Mas atenção: trata-se de um ledo engano. Crianças e principalmente bebês precisam, sim, de interação, com adultos e outros meninos e meninas de sua idade. Precisam de estímulos afetivos, físicos, cognitivos e sensoriais, como diz a publicidade? Correto. Porém, isso deve ser algo natural. É biológico e, portanto, saudável, respeitando o tempo e o ritmo de cada bebê/criança. Estudos daqui e de fora do Brasil ratificam que os bebês, assim como as crianças, necessitam ter experiências reais com os outros e com a natureza. Precisam vivenciar a realidade e não, por exemplo, assisti-la, conhecê-la ou praticá-la por meio de recursos tecnológicos. Pediatras brasileiros e norte-americanos condenam os usos das telas até os 3 anos. Pesquisas apontam e indicam que os bebês e as crianças constituem conhecimentos e valores a partir e com a interação humana e que, neste sentido, não há melhores mediadores do que os próprios pais e/ou responsáveis.

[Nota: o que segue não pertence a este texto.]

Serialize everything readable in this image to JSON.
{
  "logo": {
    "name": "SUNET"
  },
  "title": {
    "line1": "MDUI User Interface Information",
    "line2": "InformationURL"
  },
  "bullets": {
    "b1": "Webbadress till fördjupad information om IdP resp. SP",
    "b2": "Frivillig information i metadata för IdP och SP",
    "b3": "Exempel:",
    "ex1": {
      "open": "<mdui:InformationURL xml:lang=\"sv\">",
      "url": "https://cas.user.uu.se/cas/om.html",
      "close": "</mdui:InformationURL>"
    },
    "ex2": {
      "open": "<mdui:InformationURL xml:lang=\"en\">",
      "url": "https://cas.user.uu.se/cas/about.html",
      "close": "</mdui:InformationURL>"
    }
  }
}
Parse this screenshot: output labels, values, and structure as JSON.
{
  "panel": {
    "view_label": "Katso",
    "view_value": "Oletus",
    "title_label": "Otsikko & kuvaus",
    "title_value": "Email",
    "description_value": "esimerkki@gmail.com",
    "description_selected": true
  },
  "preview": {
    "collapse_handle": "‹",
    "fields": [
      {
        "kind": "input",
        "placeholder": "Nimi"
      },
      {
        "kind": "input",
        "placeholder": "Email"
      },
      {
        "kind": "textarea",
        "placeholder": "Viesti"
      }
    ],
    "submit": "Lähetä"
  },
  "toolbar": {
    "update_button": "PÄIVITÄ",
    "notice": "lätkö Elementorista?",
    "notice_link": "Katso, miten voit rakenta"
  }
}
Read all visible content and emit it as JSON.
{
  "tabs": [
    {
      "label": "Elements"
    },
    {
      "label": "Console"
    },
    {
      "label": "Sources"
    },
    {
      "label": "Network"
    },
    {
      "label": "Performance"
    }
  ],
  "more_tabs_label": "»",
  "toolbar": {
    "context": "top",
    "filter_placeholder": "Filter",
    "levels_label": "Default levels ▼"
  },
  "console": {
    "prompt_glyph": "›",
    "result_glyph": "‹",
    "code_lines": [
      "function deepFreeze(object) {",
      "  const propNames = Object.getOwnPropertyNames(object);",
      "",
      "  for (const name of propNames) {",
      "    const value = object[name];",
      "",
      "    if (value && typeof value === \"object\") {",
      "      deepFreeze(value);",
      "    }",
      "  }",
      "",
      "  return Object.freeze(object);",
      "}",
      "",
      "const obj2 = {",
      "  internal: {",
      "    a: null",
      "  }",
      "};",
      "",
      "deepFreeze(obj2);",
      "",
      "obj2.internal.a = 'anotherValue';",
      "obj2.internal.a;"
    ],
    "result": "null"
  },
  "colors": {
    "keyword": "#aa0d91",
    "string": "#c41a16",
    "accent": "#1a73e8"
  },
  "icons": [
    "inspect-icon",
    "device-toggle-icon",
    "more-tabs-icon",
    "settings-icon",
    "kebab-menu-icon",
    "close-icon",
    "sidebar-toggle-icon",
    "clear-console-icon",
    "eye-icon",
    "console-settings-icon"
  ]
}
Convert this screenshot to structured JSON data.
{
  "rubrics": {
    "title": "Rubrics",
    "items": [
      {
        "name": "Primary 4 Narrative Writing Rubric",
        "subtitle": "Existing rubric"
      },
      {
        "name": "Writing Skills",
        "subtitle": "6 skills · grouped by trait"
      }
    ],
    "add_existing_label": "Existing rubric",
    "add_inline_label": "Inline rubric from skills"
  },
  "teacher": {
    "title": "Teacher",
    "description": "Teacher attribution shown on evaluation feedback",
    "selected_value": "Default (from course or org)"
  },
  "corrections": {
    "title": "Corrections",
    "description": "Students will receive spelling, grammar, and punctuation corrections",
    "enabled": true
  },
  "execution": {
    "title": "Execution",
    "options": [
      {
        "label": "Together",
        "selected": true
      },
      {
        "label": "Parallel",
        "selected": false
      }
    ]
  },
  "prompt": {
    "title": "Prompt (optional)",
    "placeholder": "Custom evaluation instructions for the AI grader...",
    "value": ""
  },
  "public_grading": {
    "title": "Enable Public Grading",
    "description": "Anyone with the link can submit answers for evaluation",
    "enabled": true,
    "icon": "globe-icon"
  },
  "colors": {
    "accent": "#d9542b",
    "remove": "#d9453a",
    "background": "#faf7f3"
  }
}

Arrisco dizer que a melhor forma de 'empoderar' as crianças para construir um mundo melhor seria potencializar o convívio delas com os pais e/ou responsáveis. A presença é fundamental e de certa forma deveria ser obrigatória para construirmos o tal mundo melhor. Certamente, o problema é o cenário desigual e injusto em que vivemos. Como seria bom, importante e necessário os pais não precisarem das creches (por tantos períodos e horas) para deixarem seus filhos numa fase tão importante para eles e para nós (e aqui nem entro em outra questão polêmica: a remuneração dos profissionais da Educação Infantil que ficam com os nossos bebês e crianças; remuneração nem sempre justa e à altura da responsabilidade). E como seria espetacular termos tempo e condições financeiras que dessem e garantissem toda a infraestrutura física e emocional para termos por perto, 24 horas por dia, nossas crianças.

Não estou dizendo aqui que as creches, a Educação Infantil institucionalizada, são ruins, que não estão comprometidas com o crescimento dos bebês e crianças. Estão. Mas, sinceramente, precisamos nós e, principalmente, as escolas repensar os limites, controlar as ansiedades e estabelecer o que realmente queremos do presente e do futuro. Precisamos repensar o que significa 'empoderar' nossas crianças para um mundo novo e melhor, onde não exista desigualdade, fruto da competitividade e da rivalidade, mas paz, solidariedade, respeito e, acima de tudo, leveza de viver.